Employment and Cognitive Biases : Powerful Obstacles to Equality
Published on 02/14/2022
Published on 02/14/2022
Sectors, professions and positions still have a significant gender aspect to them. In 2022, men and women were still not equally represented on the labour market. Of course, business schools now come close to a sense of equality, but the choices of specialities still display economic inequality. What can we do for this? At the Talent & Career Department at NEOMA, we try to strike this evil at the root.
“Let’s move beyond our stereotypes to choose our careers. We can all benefit from that!” This was the theme of a conference organised on 10 January at NEOMA. A welcome initiative when you see that the Finance, Consulting and Auditing track is made up of 17% women and 83% men. The Business Analytics track consists of 30% women and 70% men while the International Business Development track has just 9% women among those enrolled. What’s the only track that manages to get it right? The Supply Chain track, which has a perfect gender balance.
Even if the two sexes are equally represented in business school classrooms, men are more eager to aim at technical specialities, entrepreneurship, while women prefer marketing and communication. Is that a problem? Yes, insofar as the former specialisations lead to less saturated professions that are better paid. In the end, it’s economic equality that becomes weighted in one direction.
The speakers at the conference brought up figures on the topic: in 2017, high salaries went to 92% of men and 8% of women. The disparity is even greater in the private sector. However, everyone is certain of one thing: men and women possess the same skills and professional qualities. According to a survey conducted by CGE-AFMD, 82% of people believe that. The same also think that empathy is more of a feminine virtue and self-confidence is more masculine. This shows that there is more work to do and a bit more education needed.
“The gender dynamic in different sectors and professions is difficult to combat. Among the more powerful obstacles are unconscious cognitive biases,” said Isabelle Chevalier, director of the NEOMA Talent & Career Department. Men lean towards models of success, and women are not allowed to set their sights so high. According to Pete Stone, the founder of Just Different who spoke on 10 January, we are influenced by three types of stereotypes: what each person thinks of their own community (men, women), what women think of men (and vice versa), and what women think that men think of women (and vice versa). For example, women think that executives think that they do not possess the necessary skills.
“The first step to dismantle these cognitive biases is to be aware of them,” Ms. Chevalier said. Pete Stone, author of Inclusion in Organisations: from Posture to Practice, proposes two additional ways forward. “Do not judge others who do not conform with what is expected of them, and refuse to behave in accordance with what is expected of me.” The school has a role to play in spreading this message.
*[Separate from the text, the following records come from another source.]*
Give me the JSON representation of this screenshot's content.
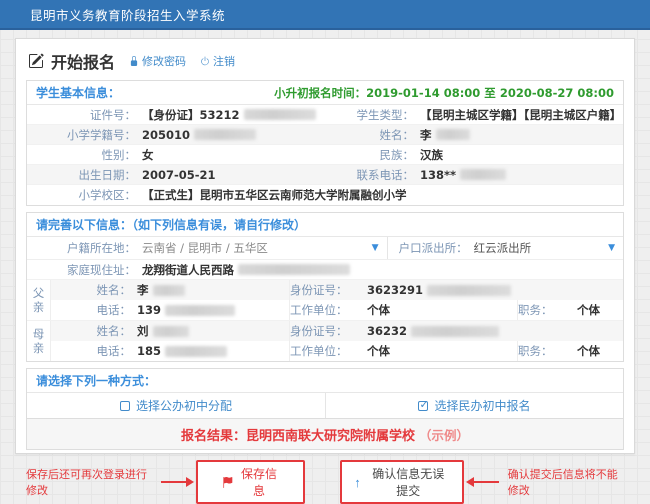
{
  "topbar": {
    "title": "昆明市义务教育阶段招生入学系统"
  },
  "toolbar": {
    "page_title": "开始报名",
    "change_password": "修改密码",
    "logout": "注销"
  },
  "student": {
    "section_title": "学生基本信息：",
    "deadline": "小升初报名时间：2019-01-14 08:00 至 2020-08-27 08:00",
    "rows": [
      {
        "l_label": "证件号：",
        "l_value": "【身份证】53212",
        "r_label": "学生类型：",
        "r_value": "【昆明主城区学籍】【昆明主城区户籍】"
      },
      {
        "l_label": "小学学籍号：",
        "l_value": "205010",
        "r_label": "姓名：",
        "r_value": "李"
      },
      {
        "l_label": "性别：",
        "l_value": "女",
        "r_label": "民族：",
        "r_value": "汉族"
      },
      {
        "l_label": "出生日期：",
        "l_value": "2007-05-21",
        "r_label": "联系电话：",
        "r_value": "138**"
      },
      {
        "l_label": "小学校区：",
        "l_value": "【正式生】昆明市五华区云南师范大学附属融创小学"
      }
    ]
  },
  "complete": {
    "section_title": "请完善以下信息：（如下列信息有误，请自行修改）",
    "hukou_label": "户籍所在地：",
    "hukou_value": "云南省 / 昆明市 / 五华区",
    "police_label": "户口派出所：",
    "police_value": "红云派出所",
    "address_label": "家庭现住址：",
    "address_value": "龙翔街道人民西路",
    "father": {
      "group": "父亲",
      "name_label": "姓名：",
      "name": "李",
      "id_label": "身份证号：",
      "id_value": "3623291",
      "phone_label": "电话：",
      "phone": "139",
      "work_label": "工作单位：",
      "work": "个体",
      "duty_label": "职务：",
      "duty": "个体"
    },
    "mother": {
      "group": "母亲",
      "name_label": "姓名：",
      "name": "刘",
      "id_label": "身份证号：",
      "id_value": "36232",
      "phone_label": "电话：",
      "phone": "185",
      "work_label": "工作单位：",
      "work": "个体",
      "duty_label": "职务：",
      "duty": "个体"
    }
  },
  "choice": {
    "section_title": "请选择下列一种方式：",
    "public_option": "选择公办初中分配",
    "private_option": "选择民办初中报名",
    "result_text": "报名结果：昆明西南联大研究院附属学校",
    "result_note": "（示例）"
  },
  "actions": {
    "save_hint": "保存后还可再次登录进行修改",
    "save_button": "保存信息",
    "submit_button": "确认信息无误提交",
    "submit_hint": "确认提交后信息将不能修改"
  },
  "colors": {
    "topbar_blue": "#3274b5",
    "link_blue": "#428bca",
    "section_blue": "#3b8edb",
    "label_blue_gray": "#7d96b5",
    "deadline_green": "#2f9b2f",
    "alert_red": "#e4393c",
    "stripe_gray": "#f5f5f5"
  }
}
The conference is a first step.
To make sure that young women allow themselves to think about more technical professions that offer prominent careers, they need to have models. “The current situation is connected in large part to the lack of models,” Ms. Chevalier said. “We spend a lot of time looking for women alumni in these sectors and we don’t find that many. But the more there are, the more young women will be able to identify with them.” One effective solution for increasing their numbers is through regulations. 10 years ago, the Copé-Zimmermann law required that boards of directors be made up of 40% women, and companies (when they were monitored) ended up finding seats for them. But this did not spill over into other parts of the company. Executive committees and management committees kept their doors closed. “Equality stops at the doors of power,” High Council on Equality stated in its 2021 report. We therefore need new quotas.
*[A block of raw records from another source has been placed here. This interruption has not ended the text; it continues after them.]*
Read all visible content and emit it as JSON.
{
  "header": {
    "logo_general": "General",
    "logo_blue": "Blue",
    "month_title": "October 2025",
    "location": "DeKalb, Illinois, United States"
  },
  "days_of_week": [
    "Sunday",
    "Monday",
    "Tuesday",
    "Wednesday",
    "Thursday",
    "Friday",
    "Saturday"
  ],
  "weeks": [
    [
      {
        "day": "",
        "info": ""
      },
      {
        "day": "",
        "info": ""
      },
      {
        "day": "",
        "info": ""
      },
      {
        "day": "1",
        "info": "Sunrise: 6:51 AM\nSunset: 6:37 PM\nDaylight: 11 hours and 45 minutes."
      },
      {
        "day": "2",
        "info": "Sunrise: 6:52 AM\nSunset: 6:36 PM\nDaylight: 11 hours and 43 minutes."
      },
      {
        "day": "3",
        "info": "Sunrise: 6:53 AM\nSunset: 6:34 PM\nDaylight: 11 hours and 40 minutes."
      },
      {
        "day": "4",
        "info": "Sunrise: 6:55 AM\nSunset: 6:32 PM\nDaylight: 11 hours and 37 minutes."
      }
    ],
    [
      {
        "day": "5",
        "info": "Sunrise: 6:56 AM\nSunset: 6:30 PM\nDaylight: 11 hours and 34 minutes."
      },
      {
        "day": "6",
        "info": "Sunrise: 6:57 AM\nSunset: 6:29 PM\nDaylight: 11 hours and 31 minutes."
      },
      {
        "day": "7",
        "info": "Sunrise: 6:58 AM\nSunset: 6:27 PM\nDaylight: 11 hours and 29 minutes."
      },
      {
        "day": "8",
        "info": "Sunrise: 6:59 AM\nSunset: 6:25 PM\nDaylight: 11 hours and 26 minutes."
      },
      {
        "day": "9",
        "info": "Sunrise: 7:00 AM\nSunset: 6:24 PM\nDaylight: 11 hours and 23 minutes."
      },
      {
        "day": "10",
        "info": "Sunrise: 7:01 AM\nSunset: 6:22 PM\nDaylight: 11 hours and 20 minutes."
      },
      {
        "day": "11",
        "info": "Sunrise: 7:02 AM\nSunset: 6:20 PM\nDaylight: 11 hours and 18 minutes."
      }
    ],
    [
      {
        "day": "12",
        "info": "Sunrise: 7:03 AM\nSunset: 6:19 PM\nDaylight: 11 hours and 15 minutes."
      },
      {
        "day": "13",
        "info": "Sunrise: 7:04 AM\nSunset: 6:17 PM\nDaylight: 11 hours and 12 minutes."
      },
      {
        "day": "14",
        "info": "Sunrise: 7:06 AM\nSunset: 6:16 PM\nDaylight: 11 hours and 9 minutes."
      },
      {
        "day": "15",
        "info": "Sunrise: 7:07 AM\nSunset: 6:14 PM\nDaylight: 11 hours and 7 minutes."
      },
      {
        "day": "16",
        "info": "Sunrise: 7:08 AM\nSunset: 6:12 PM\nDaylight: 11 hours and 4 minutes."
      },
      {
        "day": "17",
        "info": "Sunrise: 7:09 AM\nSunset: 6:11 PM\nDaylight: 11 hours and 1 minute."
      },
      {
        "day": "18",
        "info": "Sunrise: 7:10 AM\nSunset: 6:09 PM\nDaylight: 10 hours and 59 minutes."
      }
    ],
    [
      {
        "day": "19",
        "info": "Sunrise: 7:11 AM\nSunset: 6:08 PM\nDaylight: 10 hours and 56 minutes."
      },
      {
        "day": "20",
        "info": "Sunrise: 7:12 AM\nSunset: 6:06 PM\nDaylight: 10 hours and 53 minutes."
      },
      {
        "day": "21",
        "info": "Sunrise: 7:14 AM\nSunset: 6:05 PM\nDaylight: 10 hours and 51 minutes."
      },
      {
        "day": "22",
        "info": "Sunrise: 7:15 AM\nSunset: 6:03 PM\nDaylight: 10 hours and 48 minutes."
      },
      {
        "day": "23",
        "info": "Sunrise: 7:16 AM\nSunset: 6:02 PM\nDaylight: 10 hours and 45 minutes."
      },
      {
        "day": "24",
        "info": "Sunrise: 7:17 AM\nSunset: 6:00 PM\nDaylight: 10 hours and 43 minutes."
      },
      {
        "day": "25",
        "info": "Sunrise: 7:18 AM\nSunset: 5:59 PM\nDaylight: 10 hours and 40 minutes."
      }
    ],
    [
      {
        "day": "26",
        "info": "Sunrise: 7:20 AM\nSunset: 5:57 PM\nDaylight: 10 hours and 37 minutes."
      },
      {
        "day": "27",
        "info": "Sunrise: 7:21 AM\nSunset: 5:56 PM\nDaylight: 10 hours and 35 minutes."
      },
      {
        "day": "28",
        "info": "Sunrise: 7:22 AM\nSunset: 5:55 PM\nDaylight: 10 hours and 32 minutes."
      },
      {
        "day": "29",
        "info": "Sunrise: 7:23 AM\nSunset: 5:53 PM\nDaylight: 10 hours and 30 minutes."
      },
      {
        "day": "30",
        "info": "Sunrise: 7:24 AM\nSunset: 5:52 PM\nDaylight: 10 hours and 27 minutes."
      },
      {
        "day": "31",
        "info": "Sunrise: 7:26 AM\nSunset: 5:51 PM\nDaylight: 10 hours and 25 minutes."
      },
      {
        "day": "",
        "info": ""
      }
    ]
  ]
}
The Rixain law, which comes into force this year, extends the quotas to management positions. It sets the 2030 objective as having executive committees and management committees made up of 40% women in companies with at least 1,000 employees,” When you legislate, you find women, when you don’t legislate, you find excuses”, Christine Lagarde, president of the European Central Bank, said. In short, it won’t work without a quota.
If young women do not flock to finance, consulting and auditing professions, for example, it’s because these jobs, at least at the beginning, do not leave much time for a personal life. And even less for a family life. Most work environments are organised in fact by men who are free from the “mental burden” of daily household chores. As we know, only suited men show up at meetings after 6 pm. However, nothing keeps them from picking up the kids at school. But these biases are persistent. “We need to have men realise that they are also responsible for family life,” Isabelle Chevalier said. And more generally, they must realise that work, even in high positions, is more compatible with an investment in one’s personal life. It should be so for women just as it is for men.
Women also need to be bolder without being scared of sometimes having to be trailblazers. For the past several years, NEOMA has organised workshops to help students develop their self-confidence. And for three years now, the school has taught students, and women in particular, to negotiate their salaries. Because according to Coralie Rachet, managing director of Robert Walters recruitment group, only 44% of female executives dare to request a raise. It’s a shame when we know that 83% of executives receive one. There is a large opportunity for women to succeed, but there are many obstacles to this boldness. Women are not very good at assessing their value on the market. Money is a taboo topic. They lack practice and a pitch… but nothing that cannot be fixed.